Missouri Trooper Shot at Least Eight Times

The Associated Press

As he lay in the grass next to Interstate 470 after being shot at least eight times early Saturday, Missouri Trooper Brandon Brashear found the strength to describe his assailant.
Less than an hour later, in an Independence pool hall, authorities arrested a suspect in the shooting that critically injured Brashear.

On Saturday, Jackson County prosecutors charged Tommy R. Rollins Jr., 25, of Grandview with first-degree assault on a law enforcement officer and armed criminal action.

The shooting occurred shortly after 2 a.m. when Brashear tried to pull over a man in a white Chevrolet Monte Carlo as he was driving erratically on northbound Interstate 470 in Lees Summit.

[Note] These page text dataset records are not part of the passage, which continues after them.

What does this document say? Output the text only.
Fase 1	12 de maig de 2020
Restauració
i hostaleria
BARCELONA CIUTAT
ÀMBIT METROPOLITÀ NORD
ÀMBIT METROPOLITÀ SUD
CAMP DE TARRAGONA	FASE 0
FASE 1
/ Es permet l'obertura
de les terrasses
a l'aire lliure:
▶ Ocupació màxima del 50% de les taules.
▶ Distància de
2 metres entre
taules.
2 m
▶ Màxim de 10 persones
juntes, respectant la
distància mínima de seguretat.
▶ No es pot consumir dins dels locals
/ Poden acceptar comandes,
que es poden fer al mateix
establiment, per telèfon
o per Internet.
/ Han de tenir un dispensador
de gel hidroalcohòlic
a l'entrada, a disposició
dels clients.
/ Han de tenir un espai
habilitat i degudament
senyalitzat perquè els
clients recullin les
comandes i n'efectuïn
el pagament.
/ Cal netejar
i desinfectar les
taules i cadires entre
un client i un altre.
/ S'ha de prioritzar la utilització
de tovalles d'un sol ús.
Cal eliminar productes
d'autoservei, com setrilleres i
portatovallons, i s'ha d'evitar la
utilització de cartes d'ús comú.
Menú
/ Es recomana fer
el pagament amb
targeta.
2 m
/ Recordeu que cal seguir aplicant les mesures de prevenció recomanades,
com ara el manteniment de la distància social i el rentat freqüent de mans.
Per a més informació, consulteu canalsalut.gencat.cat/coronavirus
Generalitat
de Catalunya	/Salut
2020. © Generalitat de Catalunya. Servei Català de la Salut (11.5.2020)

Brashear told Highway Patrol dispatchers at 2:08 a.m. that he was pursuing the vehicle in a chase that lasted about two miles from Woods Chapel Road on I-470 to just north of the Lakewood Way exit.

Dispatchers last heard from Brashear at 2:09 a.m. when he told them the car was slowing down and appeared to be stopping.

In court documents filed to support the charges against Rollins, authorities allege that he opened fire with a 9mm pistol as Brashear climbed out of his patrol car.

Rollins then chased Brashear into the median of the interstate, shooting him several times, authorities allege. Brashear stumbled into a ditch and was unable to call for help. The trooper was hit at least eight times and possibly more, prosecutors said.

About 2:15 a.m., after dispatchers were unable to contact Brashear, other troopers raced to the scene, where they found the wounded trooper. Just before being airlifted to a local hospital, Brashear described the man who shot him.

It was just unbelievable that he was able to do all that, said Sgt. John Hotz, a patrol spokesman.

Authorities said that Brashear was wearing a bulletproof vest and that some of the bullets hit the vest and others hit Brashear around the vest. They did not say exactly what injuries he had suffered.

Less than an hour after the shooting, police arrested Rollins at The Break, a pool hall at 2900 S. Missouri 291 in Independence.

In court documents filed Saturday, authorities alleged that Rollins told patrons in the pool hall that he had just shot a police officer and asked them to call authorities.

Independence police arrested Rollins about 3 a.m. and took him to the Lees Summit Police Department for questioning.

Court documents state that Rollins took investigators to a home in the 3400 block of Sioux Court in Independence, where the gun thought to have been used in the shooting was recovered. Investigators also recovered two homemade gasoline bombs.

Rollins was being held Saturday night at the Lees Summit Police Department without bond.

Brashear, 27, underwent surgery early Saturday and was listed in critical but stable condition Saturday afternoon at a local hospital.

The Grain Valley resident had been with the Highway Patrol for a little more than two years, Hotz said.

He was assigned to Troop A, which serves a 13-county area in western Missouri, including Jackson, Clay and Platte counties.

He’s a good young officer and does a great job, Hotz said.